以前から、こういった記事を見るたびに、 「国内の労働力の不足を安易に自国以外の外国人に求めるというのは、海外の国からはどう見えているのだろう・・・」と感じていたのですが・・・

2014年6月21日に、NHKが、アメリカ政府が発表した、世界の人身売買の実態をまとめた報告書で、日本の外国人技能実習制度について批判していると伝えました。

米報告書 外国人技能実習制度拡充を批判:NHK NEWS WEB

この報告書では、「日本の外国人技能実習制度について、外国人がパスポートを取り上げられたり高額な保証金を徴収されたりするなど、強制労働に悪用されるケースが後を絶たないと批判」しています。
このような報告書が出されていることは、恥ずかしながら知りませんでしたが、日本の外国人技能実習制度を8年連続で取り上げ、外国人の人権擁護、制度の改善を求めているそうです。
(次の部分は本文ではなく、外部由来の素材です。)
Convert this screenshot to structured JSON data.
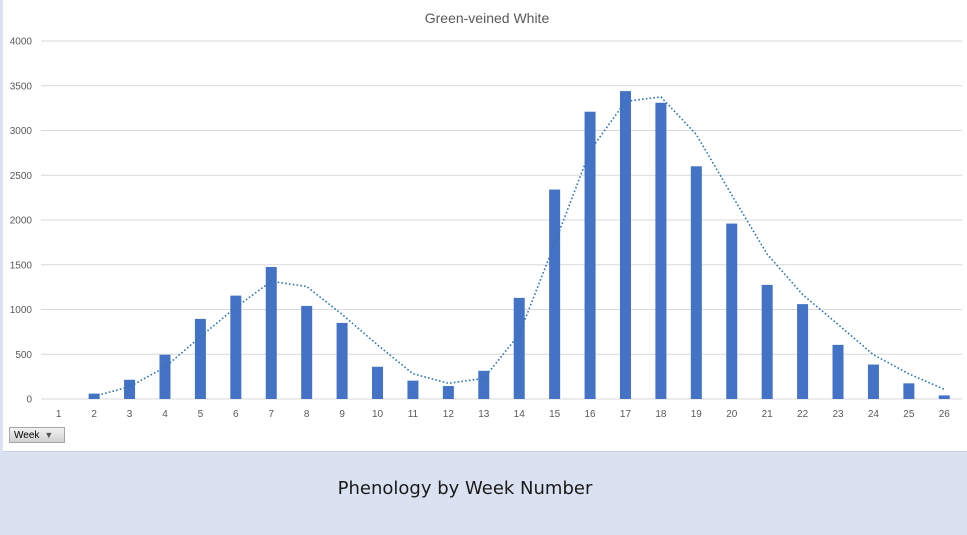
{
  "chart_data": {
    "type": "bar",
    "title": "Green-veined White",
    "xlabel": "",
    "ylabel": "",
    "categories": [
      "1",
      "2",
      "3",
      "4",
      "5",
      "6",
      "7",
      "8",
      "9",
      "10",
      "11",
      "12",
      "13",
      "14",
      "15",
      "16",
      "17",
      "18",
      "19",
      "20",
      "21",
      "22",
      "23",
      "24",
      "25",
      "26"
    ],
    "series": [
      {
        "values": [
          0,
          60,
          215,
          495,
          895,
          1155,
          1475,
          1040,
          850,
          360,
          205,
          145,
          315,
          1130,
          2340,
          3210,
          3440,
          3310,
          2600,
          1960,
          1275,
          1060,
          605,
          385,
          175,
          40
        ]
      }
    ],
    "trendline": {
      "type": "moving-average",
      "style": "dotted",
      "values": [
        null,
        30,
        137,
        355,
        695,
        1025,
        1315,
        1257,
        945,
        605,
        283,
        175,
        230,
        723,
        1735,
        2775,
        3325,
        3375,
        2955,
        2280,
        1618,
        1168,
        833,
        495,
        280,
        108
      ]
    },
    "ylim": [
      0,
      4000
    ],
    "yticks": [
      0,
      500,
      1000,
      1500,
      2000,
      2500,
      3000,
      3500,
      4000
    ],
    "grid": true,
    "legend": "none",
    "colors": {
      "bar": "#4472c4",
      "trendline": "#2e75b6",
      "gridline": "#d9d9d9",
      "text": "#595959"
    }
  },
  "field_button": {
    "label": "Week",
    "icon": "filter-dropdown-icon"
  },
  "caption": "Phenology by Week Number"
}
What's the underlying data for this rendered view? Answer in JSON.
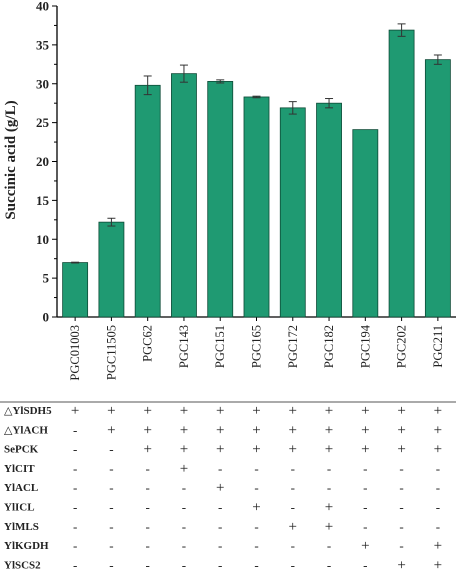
{
  "chart_data": {
    "type": "bar",
    "title": "",
    "xlabel": "",
    "ylabel": "Succinic acid (g/L)",
    "ylim": [
      0,
      40
    ],
    "yticks": [
      0,
      5,
      10,
      15,
      20,
      25,
      30,
      35,
      40
    ],
    "bar_color": "#1f9a72",
    "categories": [
      "PGC01003",
      "PGC11505",
      "PGC62",
      "PGC143",
      "PGC151",
      "PGC165",
      "PGC172",
      "PGC182",
      "PGC194",
      "PGC202",
      "PGC211"
    ],
    "values": [
      7.0,
      12.2,
      29.8,
      31.3,
      30.3,
      28.3,
      26.9,
      27.5,
      24.1,
      36.9,
      33.1
    ],
    "errors": [
      0.05,
      0.5,
      1.2,
      1.1,
      0.2,
      0.1,
      0.8,
      0.6,
      0.0,
      0.8,
      0.6
    ]
  },
  "genotype_table": {
    "rows": [
      {
        "label": "△YlSDH5",
        "marks": [
          "+",
          "+",
          "+",
          "+",
          "+",
          "+",
          "+",
          "+",
          "+",
          "+",
          "+"
        ]
      },
      {
        "label": "△YlACH",
        "marks": [
          "-",
          "+",
          "+",
          "+",
          "+",
          "+",
          "+",
          "+",
          "+",
          "+",
          "+"
        ]
      },
      {
        "label": "SePCK",
        "marks": [
          "-",
          "-",
          "+",
          "+",
          "+",
          "+",
          "+",
          "+",
          "+",
          "+",
          "+"
        ]
      },
      {
        "label": "YlCIT",
        "marks": [
          "-",
          "-",
          "-",
          "+",
          "-",
          "-",
          "-",
          "-",
          "-",
          "-",
          "-"
        ]
      },
      {
        "label": "YlACL",
        "marks": [
          "-",
          "-",
          "-",
          "-",
          "+",
          "-",
          "-",
          "-",
          "-",
          "-",
          "-"
        ]
      },
      {
        "label": "YlICL",
        "marks": [
          "-",
          "-",
          "-",
          "-",
          "-",
          "+",
          "-",
          "+",
          "-",
          "-",
          "-"
        ]
      },
      {
        "label": "YlMLS",
        "marks": [
          "-",
          "-",
          "-",
          "-",
          "-",
          "-",
          "+",
          "+",
          "-",
          "-",
          "-"
        ]
      },
      {
        "label": "YlKGDH",
        "marks": [
          "-",
          "-",
          "-",
          "-",
          "-",
          "-",
          "-",
          "-",
          "+",
          "-",
          "+"
        ]
      },
      {
        "label": "YlSCS2",
        "marks": [
          "-",
          "-",
          "-",
          "-",
          "-",
          "-",
          "-",
          "-",
          "-",
          "+",
          "+"
        ]
      }
    ]
  }
}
また、NHKの報道では、国連の2011年の人権に関する報告書にも触れていて、こちらでは、「日本の外国人技能実習制度は途上国への技術支援を目的に掲げていながら、一部で安くて搾取できる労働力を確保するために使われている」と指摘し、「奴隷や人身売買の状態になっている」として、日本政府に制度の改善を求めているそうです。
国連からも「人権問題」として指摘されている訳ですが・・・ 経済のために外国人に安い賃金の労働者を求める動きは、外国人の人権擁護という観点では、国際的な批判を浴びる可能性も否定はできないと思います。

経済発展により世界の中で豊かな国になるというのは大変に結構なことです。しかし、「人権擁護」という観点では、後進国になってしまうというのは残念なことです。
「人権」、大変に重要な観点と思います。政府の労働力不足を補う目的の外国人技能実習制度の拡充、安易な方向の施策とならないように願います。